Marcas do que se foi

2021 foi um paradoxo. Parafraseando a canção de Roberto “Você em minha vida”, pode-se dizer que ele foi o pior e o melhor ano da pandemia. Para 390 mil mortos pela Covid-19, seus familiares e amigos, foi anoitecer, tempestade, dor, lágrimas de adeus. Também foi um deserto para quem perdeu o emprego e outros milhões que ingressaram na pobreza. Para os sobreviventes foi um novo amanhecer cheio de luz, com sorrisos nas chegadas.

Mas, afora a fortuna de estar vivo, cumpre destacar, entre tantos desassossegos, outras marcas de 2021 que nos permitem manter acesa a chama de um futuro menos tormentoso.

A primeira foi o sucesso da VACINA. O percentual de 70% de brasileiros vacinados é garantia de maior proteção para novas variantes e alento para a economia. Devemos esse feito aos cientistas, aos profissionais e empreendedores da saúde, ao SUS e à adesão em massa dos cidadãos. Êxito que ganha nuances épicas, se considerarmos os inúmeros estorvos enfrentados: a desinformação e a postura anticiência (negacionista) de autoridades, retratada na aposta em remédios sem eficácia, na demora para compra das vacinas, na tentativa de veto à sua aplicação em crianças e ao passaporte sanitário, este último em clara deturpação do conceito de liberdade.

Outra marca foi a relativa RESILIÊNCIA DAS INSTITUIÇÕES ante as investidas autoritárias. Democracia não se faz só com eleições. Sem instituições sólidas – Judiciário, Legislativo, Controles, Imprensa e outros segmentos da sociedade – ela erode e morre. Em “Por Que as Nações Fracassam”, Acemoglu e Robinson comprovam o valor das Instituições e do Estado de Direito para o progresso. A legislação extraordinária aprovada pelo Congresso e a jurisprudência de crise construída pelo STF e pelos Tribunais de Contas, por exemplo, garantindo, na execução do orçamento da pandemia, a prevalência do direito à saúde (vida) em relação a determinadas regras fiscais, foi fundamental.

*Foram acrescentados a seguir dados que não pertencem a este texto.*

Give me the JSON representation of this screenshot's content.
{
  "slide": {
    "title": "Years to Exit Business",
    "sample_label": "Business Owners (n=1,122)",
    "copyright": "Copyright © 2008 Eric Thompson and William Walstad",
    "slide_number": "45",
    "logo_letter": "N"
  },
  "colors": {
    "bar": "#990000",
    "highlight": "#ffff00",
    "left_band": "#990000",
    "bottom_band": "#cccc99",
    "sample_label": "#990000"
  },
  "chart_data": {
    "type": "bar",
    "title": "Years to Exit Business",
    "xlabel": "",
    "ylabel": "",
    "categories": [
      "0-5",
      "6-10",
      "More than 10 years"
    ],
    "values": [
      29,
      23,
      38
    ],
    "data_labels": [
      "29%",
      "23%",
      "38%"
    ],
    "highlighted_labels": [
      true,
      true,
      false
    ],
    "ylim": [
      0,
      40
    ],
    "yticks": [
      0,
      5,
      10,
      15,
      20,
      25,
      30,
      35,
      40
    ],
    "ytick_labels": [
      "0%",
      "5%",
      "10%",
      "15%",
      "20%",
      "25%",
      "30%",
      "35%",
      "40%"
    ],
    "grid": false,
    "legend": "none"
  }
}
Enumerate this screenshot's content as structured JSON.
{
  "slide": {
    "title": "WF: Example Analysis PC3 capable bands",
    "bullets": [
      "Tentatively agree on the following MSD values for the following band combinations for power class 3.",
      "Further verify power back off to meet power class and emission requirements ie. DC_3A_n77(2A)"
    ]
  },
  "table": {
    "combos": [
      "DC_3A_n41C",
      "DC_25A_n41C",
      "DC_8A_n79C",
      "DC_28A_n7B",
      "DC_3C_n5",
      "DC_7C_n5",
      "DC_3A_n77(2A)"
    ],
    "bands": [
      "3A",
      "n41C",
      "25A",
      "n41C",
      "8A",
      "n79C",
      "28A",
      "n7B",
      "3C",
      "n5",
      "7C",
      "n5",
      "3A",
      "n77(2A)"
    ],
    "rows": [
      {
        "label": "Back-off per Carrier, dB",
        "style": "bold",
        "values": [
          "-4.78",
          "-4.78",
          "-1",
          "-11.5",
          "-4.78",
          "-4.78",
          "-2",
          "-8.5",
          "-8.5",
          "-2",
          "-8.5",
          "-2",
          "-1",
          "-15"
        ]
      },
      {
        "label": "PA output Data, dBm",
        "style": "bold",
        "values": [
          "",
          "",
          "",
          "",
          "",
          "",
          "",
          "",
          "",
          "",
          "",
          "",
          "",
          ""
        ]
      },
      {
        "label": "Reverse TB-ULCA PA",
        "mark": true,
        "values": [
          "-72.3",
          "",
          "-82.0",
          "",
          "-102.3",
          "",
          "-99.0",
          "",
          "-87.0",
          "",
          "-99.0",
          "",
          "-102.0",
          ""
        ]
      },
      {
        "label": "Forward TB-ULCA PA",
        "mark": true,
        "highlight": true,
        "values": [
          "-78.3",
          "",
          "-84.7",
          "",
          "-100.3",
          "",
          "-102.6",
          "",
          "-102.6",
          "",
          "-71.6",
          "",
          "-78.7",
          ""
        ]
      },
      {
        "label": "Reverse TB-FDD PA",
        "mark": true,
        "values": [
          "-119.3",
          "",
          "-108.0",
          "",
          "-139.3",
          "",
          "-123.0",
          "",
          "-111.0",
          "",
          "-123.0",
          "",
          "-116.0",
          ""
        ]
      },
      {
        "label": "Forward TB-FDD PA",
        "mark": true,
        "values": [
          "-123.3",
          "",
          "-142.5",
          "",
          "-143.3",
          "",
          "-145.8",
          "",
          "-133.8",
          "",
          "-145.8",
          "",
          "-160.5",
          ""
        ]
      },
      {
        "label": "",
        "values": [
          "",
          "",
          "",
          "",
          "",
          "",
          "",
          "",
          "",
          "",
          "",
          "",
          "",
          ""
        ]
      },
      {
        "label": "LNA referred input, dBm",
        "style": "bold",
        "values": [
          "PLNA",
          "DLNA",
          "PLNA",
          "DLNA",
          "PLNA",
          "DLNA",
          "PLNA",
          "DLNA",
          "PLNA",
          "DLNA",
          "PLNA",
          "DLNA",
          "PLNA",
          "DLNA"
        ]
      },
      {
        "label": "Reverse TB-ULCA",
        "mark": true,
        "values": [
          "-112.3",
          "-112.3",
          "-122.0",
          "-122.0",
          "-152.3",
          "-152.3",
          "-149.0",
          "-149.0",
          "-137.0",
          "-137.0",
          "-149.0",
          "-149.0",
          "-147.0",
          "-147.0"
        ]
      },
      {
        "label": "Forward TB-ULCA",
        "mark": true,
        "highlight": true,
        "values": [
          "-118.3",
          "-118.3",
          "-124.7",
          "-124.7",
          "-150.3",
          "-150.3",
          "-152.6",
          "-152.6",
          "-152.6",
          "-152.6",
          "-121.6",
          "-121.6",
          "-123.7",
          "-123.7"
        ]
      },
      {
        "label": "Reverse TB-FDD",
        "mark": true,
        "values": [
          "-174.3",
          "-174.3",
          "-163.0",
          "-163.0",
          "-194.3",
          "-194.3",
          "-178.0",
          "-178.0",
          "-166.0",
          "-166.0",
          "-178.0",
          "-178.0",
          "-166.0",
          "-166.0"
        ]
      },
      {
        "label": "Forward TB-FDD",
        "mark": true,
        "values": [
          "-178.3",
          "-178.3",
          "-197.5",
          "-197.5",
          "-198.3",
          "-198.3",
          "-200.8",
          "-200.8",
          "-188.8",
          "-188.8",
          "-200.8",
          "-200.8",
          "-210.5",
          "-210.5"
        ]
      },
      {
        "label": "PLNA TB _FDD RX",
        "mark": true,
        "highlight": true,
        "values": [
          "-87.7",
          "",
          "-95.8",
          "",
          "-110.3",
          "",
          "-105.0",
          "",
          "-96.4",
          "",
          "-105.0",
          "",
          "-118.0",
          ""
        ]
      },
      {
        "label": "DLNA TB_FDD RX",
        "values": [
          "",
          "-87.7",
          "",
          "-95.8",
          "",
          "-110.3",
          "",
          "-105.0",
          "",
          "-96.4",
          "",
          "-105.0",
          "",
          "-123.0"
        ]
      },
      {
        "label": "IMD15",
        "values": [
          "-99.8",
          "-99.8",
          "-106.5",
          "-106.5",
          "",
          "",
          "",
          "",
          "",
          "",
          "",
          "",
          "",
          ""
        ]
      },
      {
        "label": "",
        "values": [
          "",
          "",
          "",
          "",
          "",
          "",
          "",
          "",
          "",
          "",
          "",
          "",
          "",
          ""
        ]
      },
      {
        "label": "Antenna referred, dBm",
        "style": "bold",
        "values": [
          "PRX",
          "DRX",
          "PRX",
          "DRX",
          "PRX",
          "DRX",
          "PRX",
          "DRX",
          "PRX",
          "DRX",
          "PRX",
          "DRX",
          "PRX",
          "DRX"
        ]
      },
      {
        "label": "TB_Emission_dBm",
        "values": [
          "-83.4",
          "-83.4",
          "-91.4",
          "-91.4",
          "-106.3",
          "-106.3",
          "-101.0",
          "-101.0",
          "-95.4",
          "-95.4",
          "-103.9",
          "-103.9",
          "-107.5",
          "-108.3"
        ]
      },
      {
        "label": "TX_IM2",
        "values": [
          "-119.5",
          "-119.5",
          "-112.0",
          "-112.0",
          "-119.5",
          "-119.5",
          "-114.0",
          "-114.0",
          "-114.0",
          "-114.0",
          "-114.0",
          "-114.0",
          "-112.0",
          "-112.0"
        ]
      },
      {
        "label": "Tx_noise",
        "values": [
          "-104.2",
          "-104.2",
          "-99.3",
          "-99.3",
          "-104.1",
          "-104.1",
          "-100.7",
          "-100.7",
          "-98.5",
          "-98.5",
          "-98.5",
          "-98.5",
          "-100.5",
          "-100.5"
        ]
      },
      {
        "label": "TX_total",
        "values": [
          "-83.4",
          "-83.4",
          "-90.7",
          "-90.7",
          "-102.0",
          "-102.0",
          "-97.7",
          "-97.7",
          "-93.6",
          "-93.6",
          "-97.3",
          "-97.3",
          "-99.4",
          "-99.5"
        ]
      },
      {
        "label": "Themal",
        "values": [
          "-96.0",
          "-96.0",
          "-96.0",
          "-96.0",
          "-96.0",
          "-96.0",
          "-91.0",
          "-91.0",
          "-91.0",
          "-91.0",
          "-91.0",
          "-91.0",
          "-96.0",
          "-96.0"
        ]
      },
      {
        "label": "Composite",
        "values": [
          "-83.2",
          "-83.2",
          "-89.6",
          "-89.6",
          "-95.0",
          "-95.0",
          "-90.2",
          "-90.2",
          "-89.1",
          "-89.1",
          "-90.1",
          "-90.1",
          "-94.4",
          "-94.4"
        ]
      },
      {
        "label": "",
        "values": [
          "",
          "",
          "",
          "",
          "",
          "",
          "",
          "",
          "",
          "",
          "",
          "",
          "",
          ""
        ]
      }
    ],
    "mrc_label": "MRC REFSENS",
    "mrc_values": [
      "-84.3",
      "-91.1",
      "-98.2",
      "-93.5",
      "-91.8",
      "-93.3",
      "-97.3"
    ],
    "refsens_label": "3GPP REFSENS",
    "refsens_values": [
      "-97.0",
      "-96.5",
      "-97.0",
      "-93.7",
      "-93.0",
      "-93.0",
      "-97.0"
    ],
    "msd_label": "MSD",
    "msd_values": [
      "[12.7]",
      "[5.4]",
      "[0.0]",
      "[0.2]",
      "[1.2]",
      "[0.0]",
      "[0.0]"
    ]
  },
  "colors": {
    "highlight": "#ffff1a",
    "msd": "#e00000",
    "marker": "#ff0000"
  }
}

Destaque, ainda, para a Justiça Eleitoral, que fulminou as fake news sobre a segurança das urnas; para as revelações tenebrosas propiciadas pela CPI da Covid; para o Consórcio da Imprensa, que trouxe credibilidade aos números da pandemia; e para a postura dos servidores da Anvisa, provando que estabilidade não é privilégio.

O Réveillon, há poucos dias, marcou o início de um novo ciclo. A palavra vem do latim “Velare” e significa “Não dormir”. O ano de 2022 exigirá ainda mais vigília em defesa da vida, da democracia e das instituições. Para os sonhos que vamos ter é preciso olhar (e agir) para todos os lados… e para cima.